US regulator FMC increases scrutiny of ocean carriers’ detention & demurrage practices

The US Federal Maritime Commission (FMC) has increased its scrutiny of international carriers by establishing a new audit programme and dedicated team to assess carrier compliance with the agency’s rule on detention and demurrage.

The “Vessel-Operating Common Carrier Audit Program” was established officially on Monday July 19th at the direction of FMC Chairman Daniel B Maffei. It will launch immediately.

The programme will analyze the top nine carriers by market share for compliance with the Commission rule, interpreting 46 USC 41102(c) relating to detention and demurrage practices in the US. The FMC said of the nine largest carriers (Maersk, MSC, CMA CGM, COSCO, Hapag-Lloyd, ONE, Evergreen, HMM and Yang Ming) would be audited irrespective of whether a formal or informal complaint had been filed.

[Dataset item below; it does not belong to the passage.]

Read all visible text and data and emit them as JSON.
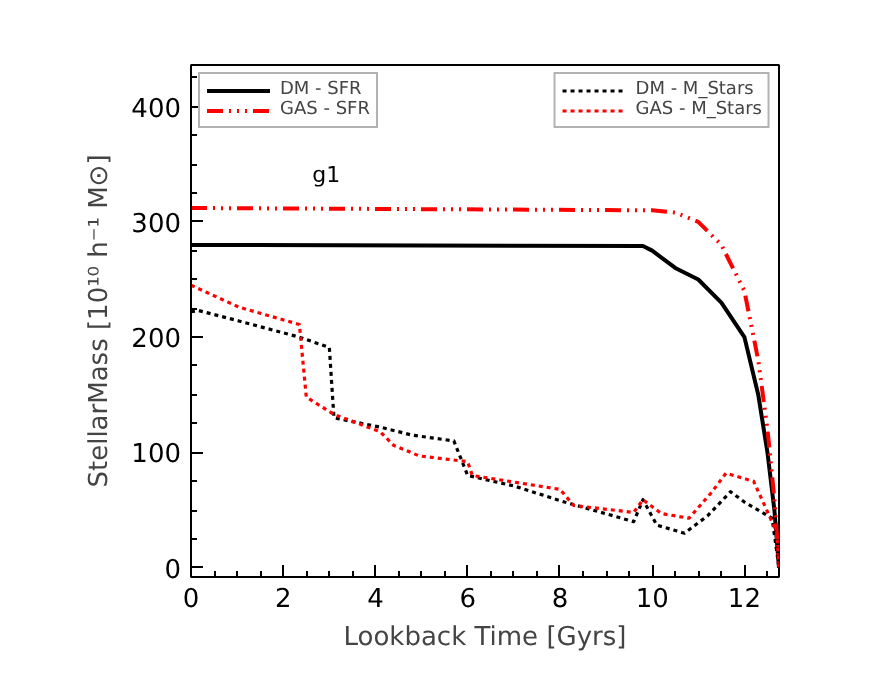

The FMC said it would work with companies to address their application of the rule and to clarify any questions or ambiguities. Information supplied by carriers could also be used to establish industry best practices. Other areas of the audit process might include practices of companies related to billing, appeals procedures, penalties assessed by the lines, and any other restrictive practices.

A few weeks ago President Biden issued an executive order directing over a dozen federal agencies to take action to promote competition in the American economy and urge a crack down on anti-competitive practices. In that order the FMC was directed to take steps to protect American exporters from high costs imposed by ocean carriers and to crack down on “unjust and unreasonable fees,” including detention and demurrage charges, which have risen dramatically during the pandemic.

Detention and demurrage charges cover the use of shipping containers beyond a free time period and are applied to encourage timely pickup and return of cargo and equipment.

When White House Press Secretary Jen Psaki announced the president’s EO she noted that just three foreign-owned shipping alliances now controlled more than 80% of the market. She said that this had contributed to a spike in shipping costs and fees during the pandemic, leaving exporters at the mercy of large non-US companies.

Chairman Maffei  said that “the Federal Maritime Commission is committed to making certain the law is followed and that shippers do not suffer from unfair disadvantages”, adding that “the work of the audit team will enable the Commission to monitor trends in demurrage and detention practices and revenue, as well as to establish ongoing dialog between staff and carriers on challenges facing the supply chain. Of course, if the audit team uncovers prohibited activities, the Commission will take appropriate action. Furthermore, the information gathered by the audit process might lead to changes in FMC regulations and industry guidance if warranted.”

That EO was followed by the FMC and Department of Justice’s Antitrust Division signing an agreement to increase cooperation and communication in oversight and enforcement responsibilities of the ocean liner shipping industry. That agreement, a first between the FMC and DOJ, established a framework for the two agencies to continue regular discussions and review law enforcement and regulatory matters affecting competition in the shipping industry.

The audit programme and the audit team initially will be comprised of existing Commission employees. Lucille Marvin, the Commission’s Managing Director, will lead both.